Этот доцент потерял способность рассуждать обо всем, что касалось войны. Он сдался, видя в войне неизбежное зло, вроде стихийного бедствия, и решил посвятить свою жизнь той науке, что была его специальностью. Однако он боялся навязывать свое решение другим. Видимо, его настолько мучил стыд, что даже в разговоре с моим другом он не решался особенно настаивать на собственном мнении. На десять лет дольше прожив на этом свете и в этой стране, доцент по опыту знал, что чистая логика, столь притягательная для молодежи, не спасает дела, – только это он и пытался внушить моему другу.

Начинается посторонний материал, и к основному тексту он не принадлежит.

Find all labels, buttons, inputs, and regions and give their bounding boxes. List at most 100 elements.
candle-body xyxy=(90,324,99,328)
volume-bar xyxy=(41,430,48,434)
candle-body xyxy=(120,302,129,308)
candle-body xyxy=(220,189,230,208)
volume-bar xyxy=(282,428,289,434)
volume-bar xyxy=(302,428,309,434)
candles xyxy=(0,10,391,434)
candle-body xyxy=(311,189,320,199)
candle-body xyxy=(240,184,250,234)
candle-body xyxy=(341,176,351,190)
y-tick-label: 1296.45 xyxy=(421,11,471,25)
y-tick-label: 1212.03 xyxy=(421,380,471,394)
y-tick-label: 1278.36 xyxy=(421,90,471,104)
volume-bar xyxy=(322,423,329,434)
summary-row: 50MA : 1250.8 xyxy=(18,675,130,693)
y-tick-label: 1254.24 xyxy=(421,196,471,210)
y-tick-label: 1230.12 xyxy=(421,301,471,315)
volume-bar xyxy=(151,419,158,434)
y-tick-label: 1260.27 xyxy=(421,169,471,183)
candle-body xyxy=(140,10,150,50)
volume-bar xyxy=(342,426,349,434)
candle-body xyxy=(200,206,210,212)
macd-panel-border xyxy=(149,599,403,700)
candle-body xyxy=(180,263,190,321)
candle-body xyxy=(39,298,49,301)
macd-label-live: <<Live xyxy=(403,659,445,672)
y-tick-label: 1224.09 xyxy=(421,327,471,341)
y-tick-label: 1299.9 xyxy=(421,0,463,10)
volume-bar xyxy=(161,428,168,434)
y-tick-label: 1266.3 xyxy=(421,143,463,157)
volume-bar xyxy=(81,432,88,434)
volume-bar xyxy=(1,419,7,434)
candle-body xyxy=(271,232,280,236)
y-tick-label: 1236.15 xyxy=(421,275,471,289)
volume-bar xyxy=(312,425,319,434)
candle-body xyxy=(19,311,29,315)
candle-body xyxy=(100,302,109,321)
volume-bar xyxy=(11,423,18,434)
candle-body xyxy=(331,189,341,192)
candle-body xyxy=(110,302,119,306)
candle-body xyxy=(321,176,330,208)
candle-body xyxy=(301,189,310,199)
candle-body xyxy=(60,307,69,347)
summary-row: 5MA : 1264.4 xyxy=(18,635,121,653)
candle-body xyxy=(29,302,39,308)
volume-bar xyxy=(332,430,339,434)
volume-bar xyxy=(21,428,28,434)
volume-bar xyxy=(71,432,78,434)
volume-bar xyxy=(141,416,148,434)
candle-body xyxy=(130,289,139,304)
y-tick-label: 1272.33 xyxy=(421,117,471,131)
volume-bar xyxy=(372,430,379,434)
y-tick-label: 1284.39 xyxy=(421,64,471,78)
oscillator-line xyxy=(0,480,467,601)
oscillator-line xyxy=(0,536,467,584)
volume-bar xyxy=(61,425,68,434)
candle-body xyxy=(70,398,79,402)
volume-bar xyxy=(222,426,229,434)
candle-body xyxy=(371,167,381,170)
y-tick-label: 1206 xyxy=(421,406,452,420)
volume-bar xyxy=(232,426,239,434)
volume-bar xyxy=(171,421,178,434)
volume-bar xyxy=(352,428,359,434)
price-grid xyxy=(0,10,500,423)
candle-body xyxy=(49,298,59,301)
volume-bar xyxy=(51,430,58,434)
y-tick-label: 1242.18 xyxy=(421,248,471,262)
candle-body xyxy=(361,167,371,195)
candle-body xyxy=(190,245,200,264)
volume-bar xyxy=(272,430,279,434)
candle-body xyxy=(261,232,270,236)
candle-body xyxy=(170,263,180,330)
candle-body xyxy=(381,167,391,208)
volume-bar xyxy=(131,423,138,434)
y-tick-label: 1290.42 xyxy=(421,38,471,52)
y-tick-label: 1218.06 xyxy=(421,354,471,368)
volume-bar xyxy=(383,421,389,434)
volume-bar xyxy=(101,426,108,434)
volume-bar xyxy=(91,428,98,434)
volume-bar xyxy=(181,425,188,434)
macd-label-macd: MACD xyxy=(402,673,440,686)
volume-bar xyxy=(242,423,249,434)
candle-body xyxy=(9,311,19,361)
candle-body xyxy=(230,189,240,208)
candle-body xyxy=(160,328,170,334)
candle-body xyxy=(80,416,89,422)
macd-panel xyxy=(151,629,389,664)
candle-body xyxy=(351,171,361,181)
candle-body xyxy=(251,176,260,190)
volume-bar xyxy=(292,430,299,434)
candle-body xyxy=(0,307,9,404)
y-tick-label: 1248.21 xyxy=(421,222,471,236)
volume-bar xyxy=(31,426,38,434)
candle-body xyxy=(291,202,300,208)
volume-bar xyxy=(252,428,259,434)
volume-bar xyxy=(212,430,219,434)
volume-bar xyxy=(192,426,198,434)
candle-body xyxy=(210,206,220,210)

Тот в душе приписал эти рассуждения слабости «интеллигента эпохи Тайсё». И в то же время позавидовал глубокой приверженности доцента ее культурным ценностям.
С тем же вопросом он потом обратился к молодому ассистенту… Но тут я, его слушатель, уже изнемогая от этой мании заводить со всеми разговоры, невольно взорвался. Сколько еще будет тянуться эта цепочка вопросов? Неловко смеясь, он оправдывался:
– Конечно, я действовал до отвращения методично. Но молодежи свойственно стремиться к полной убедительности. Что делать, ведь это было двадцать лет назад…
Ассистент, который был всего несколькими годами старше его, пошутил, что мой друг слишком по-личному относится к проблеме войны.